CHICAGO – Mt. Gox Co. principal Mark Karpeles is beyond the reach of a U.S. court where he and the bankrupt bitcoin exchange are being sued for consumer fraud by two American depositors, his attorney told a federal judge.
Karpeles and Tibanne KK, another of his firms named in the lawsuit filed in Chicago federal court in February, will submit papers asking U.S. District Judge Gary Feinerman to rule he has no jurisdiction over them, defense lawyer Eric Macey said in court Monday.
Karpeles, who lives in Japan, has never been to the U.S. and was not properly served with the complaint that started the suit, Macey said after the proceeding. Feinerman gave the lawyer until April 28 to file papers making his arguments.

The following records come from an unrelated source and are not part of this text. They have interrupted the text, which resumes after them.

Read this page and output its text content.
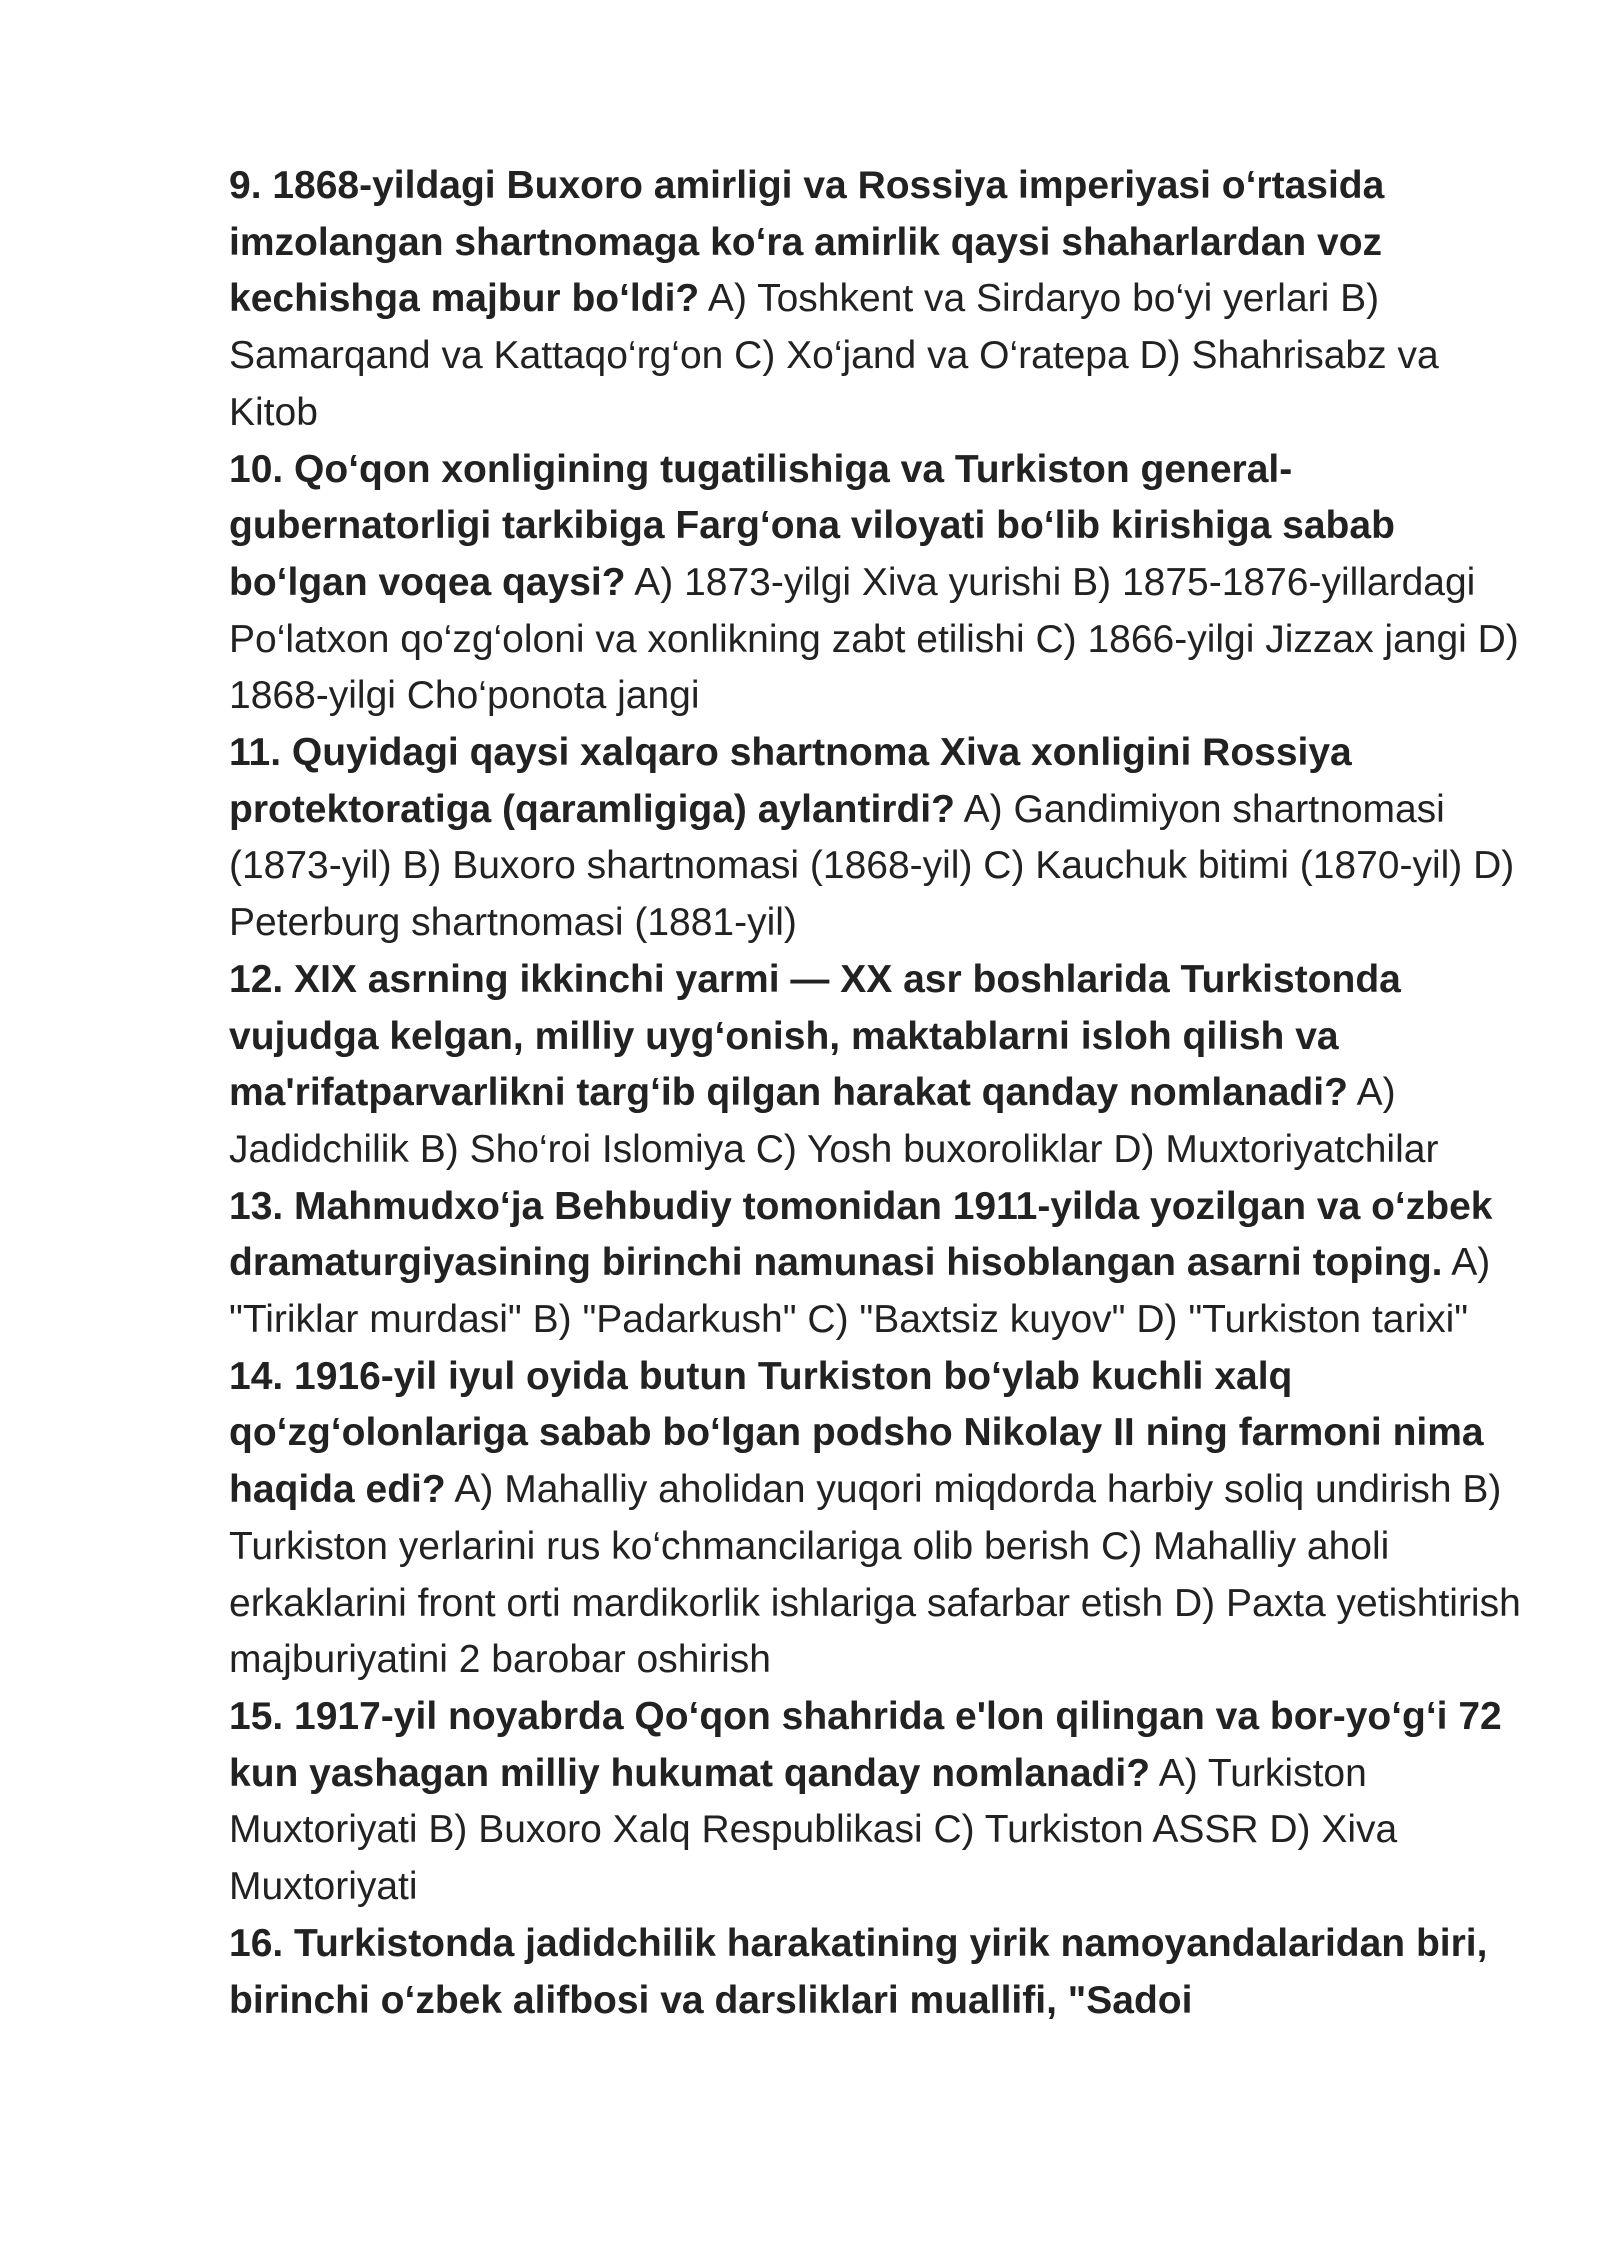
9. 1868-yildagi Buxoro amirligi va Rossiya imperiyasi o‘rtasida imzolangan shartnomaga ko‘ra amirlik qaysi shaharlardan voz kechishga majbur bo‘ldi? A) Toshkent va Sirdaryo bo‘yi yerlari B) Samarqand va Kattaqo‘rg‘on C) Xo‘jand va O‘ratepa D) Shahrisabz va Kitob

10. Qo‘qon xonligining tugatilishiga va Turkiston general-gubernatorligi tarkibiga Farg‘ona viloyati bo‘lib kirishiga sabab bo‘lgan voqea qaysi? A) 1873-yilgi Xiva yurishi B) 1875-1876-yillardagi Po‘latxon qo‘zg‘oloni va xonlikning zabt etilishi C) 1866-yilgi Jizzax jangi D) 1868-yilgi Cho‘ponota jangi

11. Quyidagi qaysi xalqaro shartnoma Xiva xonligini Rossiya protektoratiga (qaramligiga) aylantirdi? A) Gandimiyon shartnomasi (1873-yil) B) Buxoro shartnomasi (1868-yil) C) Kauchuk bitimi (1870-yil) D) Peterburg shartnomasi (1881-yil)

12. XIX asrning ikkinchi yarmi — XX asr boshlarida Turkistonda vujudga kelgan, milliy uyg‘onish, maktablarni isloh qilish va ma'rifatparvarlikni targ‘ib qilgan harakat qanday nomlanadi? A) Jadidchilik B) Sho‘roi Islomiya C) Yosh buxoroliklar D) Muxtoriyatchilar

13. Mahmudxo‘ja Behbudiy tomonidan 1911-yilda yozilgan va o‘zbek dramaturgiyasining birinchi namunasi hisoblangan asarni toping. A) "Tiriklar murdasi" B) "Padarkush" C) "Baxtsiz kuyov" D) "Turkiston tarixi"

14. 1916-yil iyul oyida butun Turkiston bo‘ylab kuchli xalq qo‘zg‘olonlariga sabab bo‘lgan podsho Nikolay II ning farmoni nima haqida edi? A) Mahalliy aholidan yuqori miqdorda harbiy soliq undirish B) Turkiston yerlarini rus ko‘chmancilariga olib berish C) Mahalliy aholi erkaklarini front orti mardikorlik ishlariga safarbar etish D) Paxta yetishtirish majburiyatini 2 barobar oshirish

15. 1917-yil noyabrda Qo‘qon shahrida e'lon qilingan va bor-yo‘g‘i 72 kun yashagan milliy hukumat qanday nomlanadi? A) Turkiston Muxtoriyati B) Buxoro Xalq Respublikasi C) Turkiston ASSR D) Xiva Muxtoriyati

16. Turkistonda jadidchilik harakatining yirik namoyandalaridan biri, birinchi o‘zbek alifbosi va darsliklari muallifi, "Sadoi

Once the world’s biggest bitcoin exchange, Mt. Gox filed for bankruptcy in Tokyo on Feb. 28 after announcing it could not account for more than 700,000 customers’ bitcoins plus 100,000 of its own and halted client withdrawals. The company has since said it located about 200,000 of the missing coins and that the balance, valued at more than $268 million, may have been stolen.
Each unit of the virtual currency was worth $446.83 as of Monday, according to the value-tracking website CoinDesk.
“We think there’s jurisdiction,” Jay Edelson, the depositors’ attorney, told Feinerman.
Depositors Gregory Greene of Illinois, who claims he lost access to about $25,000 worth of currency, and Joseph Lack, who allegedly lost about $40,000, have accused Tokyo-based Mt. Gox, its U.S. affiliate, Karpeles and Tibanne of fraud.
Mt. Gox filed papers March 9 at the U.S. bankruptcy court in Dallas seeking American court recognition of its status in Japan and temporarily preventing its pursuit by creditors in the U.S.
Feinerman last month said he will block the Chicago plaintiffs from proceeding against the Japanese business, while allowing them to move forward against the U.S. affiliate, Karpeles and other defendants.